CLEVELAND – Goodyear Tire & Rubber Co.’s third-quarter profit rose 51 per cent on strong performances in Latin America and North America, the tire maker said Tuesday.
But shares dropped 7.5 per cent in late morning trading as the company’s sales dropped 5 per cent, to below the level Wall Street expected.
Akron-based Goodyear said it earned $166 million, or 62 cents per share, for the July-September period. Excluding charges, Goodyear earned 68 cents per share, beating the Wall Street estimate by 1 cent.
Revenue fell to $5 billion from $5.26 billion, hurt by a drop in chemical sales in North America and changes in the value of Asian currencies. Analysts polled by FactSet expected higher sales of $5.27 billion.
Chairman and CEO Richard J. Kramer said the company expects operating income for the year of more than $1.5 billion. It had predicted $1.4 billion to $1.5 billion.

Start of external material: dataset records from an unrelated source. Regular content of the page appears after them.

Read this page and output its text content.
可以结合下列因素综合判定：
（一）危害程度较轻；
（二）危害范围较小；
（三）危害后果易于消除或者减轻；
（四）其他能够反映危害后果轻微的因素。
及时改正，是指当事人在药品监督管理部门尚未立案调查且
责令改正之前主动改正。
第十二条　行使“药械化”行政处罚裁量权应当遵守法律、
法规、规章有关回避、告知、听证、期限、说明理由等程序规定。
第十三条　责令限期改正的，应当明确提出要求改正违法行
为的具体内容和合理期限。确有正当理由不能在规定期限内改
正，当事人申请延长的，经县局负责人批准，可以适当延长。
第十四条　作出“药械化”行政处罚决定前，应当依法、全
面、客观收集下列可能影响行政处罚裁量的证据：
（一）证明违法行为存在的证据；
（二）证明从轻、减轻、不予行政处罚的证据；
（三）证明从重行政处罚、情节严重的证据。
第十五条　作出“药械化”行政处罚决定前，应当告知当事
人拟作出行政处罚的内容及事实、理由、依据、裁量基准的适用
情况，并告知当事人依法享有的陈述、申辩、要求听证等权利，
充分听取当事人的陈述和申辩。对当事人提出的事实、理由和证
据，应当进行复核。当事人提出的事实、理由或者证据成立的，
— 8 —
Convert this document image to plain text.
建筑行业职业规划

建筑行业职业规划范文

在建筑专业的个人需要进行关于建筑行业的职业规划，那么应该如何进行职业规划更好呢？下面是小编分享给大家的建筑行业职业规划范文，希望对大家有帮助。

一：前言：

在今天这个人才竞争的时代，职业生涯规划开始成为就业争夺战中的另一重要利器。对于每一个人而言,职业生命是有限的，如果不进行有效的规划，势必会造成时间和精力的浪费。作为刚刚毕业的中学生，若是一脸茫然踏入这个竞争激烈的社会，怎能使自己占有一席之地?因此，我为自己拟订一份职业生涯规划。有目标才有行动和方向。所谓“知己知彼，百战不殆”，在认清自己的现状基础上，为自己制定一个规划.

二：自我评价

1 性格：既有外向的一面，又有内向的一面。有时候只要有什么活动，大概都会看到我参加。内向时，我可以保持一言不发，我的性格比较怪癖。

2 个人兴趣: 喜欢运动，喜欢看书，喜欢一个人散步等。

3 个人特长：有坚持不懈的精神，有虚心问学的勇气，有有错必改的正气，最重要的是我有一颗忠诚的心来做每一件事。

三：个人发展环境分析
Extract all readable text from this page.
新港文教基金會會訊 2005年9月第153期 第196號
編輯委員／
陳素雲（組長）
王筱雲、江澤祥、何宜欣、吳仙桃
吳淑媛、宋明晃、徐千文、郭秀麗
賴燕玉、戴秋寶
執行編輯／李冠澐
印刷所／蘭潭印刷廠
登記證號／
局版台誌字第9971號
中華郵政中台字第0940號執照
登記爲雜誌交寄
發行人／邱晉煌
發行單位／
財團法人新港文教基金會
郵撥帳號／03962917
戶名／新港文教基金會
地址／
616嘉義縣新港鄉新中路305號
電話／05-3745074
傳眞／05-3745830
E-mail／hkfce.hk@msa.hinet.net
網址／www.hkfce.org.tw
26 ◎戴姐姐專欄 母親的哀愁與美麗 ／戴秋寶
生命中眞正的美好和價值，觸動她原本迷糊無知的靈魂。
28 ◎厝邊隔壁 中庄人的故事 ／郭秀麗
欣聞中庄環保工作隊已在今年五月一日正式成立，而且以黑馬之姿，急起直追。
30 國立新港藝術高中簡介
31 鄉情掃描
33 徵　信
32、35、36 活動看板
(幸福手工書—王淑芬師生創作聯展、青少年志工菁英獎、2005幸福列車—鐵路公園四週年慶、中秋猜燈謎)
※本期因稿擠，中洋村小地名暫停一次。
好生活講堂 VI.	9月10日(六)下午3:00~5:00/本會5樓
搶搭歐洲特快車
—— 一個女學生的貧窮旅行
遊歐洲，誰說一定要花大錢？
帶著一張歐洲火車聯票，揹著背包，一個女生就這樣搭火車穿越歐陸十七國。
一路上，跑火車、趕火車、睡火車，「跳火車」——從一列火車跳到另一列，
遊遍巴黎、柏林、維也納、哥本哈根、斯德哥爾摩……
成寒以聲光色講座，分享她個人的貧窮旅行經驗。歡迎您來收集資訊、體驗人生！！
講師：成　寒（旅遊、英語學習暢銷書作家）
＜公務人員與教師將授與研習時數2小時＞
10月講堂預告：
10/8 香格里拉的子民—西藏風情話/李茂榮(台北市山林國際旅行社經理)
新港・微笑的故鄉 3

“As the industry continues to recover, we see strong volume growth in the segments we are targeting,” Kramer said in a statement.
Goodyear sold more tires in North America and was aided by a shift in Latin America to higher-value replacement tires. Tire sales rose about 1 per cent in North America, 3 per cent in Europe-Middle East-Africa and 8 per cent in Asia-Pacific.
Latin America tires sold fell 4 per cent, but operating income rose 82 per cent to $89 million, helped by lower raw material costs.
The company had announced in September that it was reinstating its quarterly dividend after more than a decade. It is also starting a share buyback of up to $100 million.
But last week Deutsche Bank downgraded its rating on Goodyear to “Hold” from “Buy” and lowered its target price on the stock to $26 from $29 based on concerns about margins over the next few years.
Goodyear shares dropped $1.66 to $20.39 in late morning trading. The stock had gained 60 per cent this year.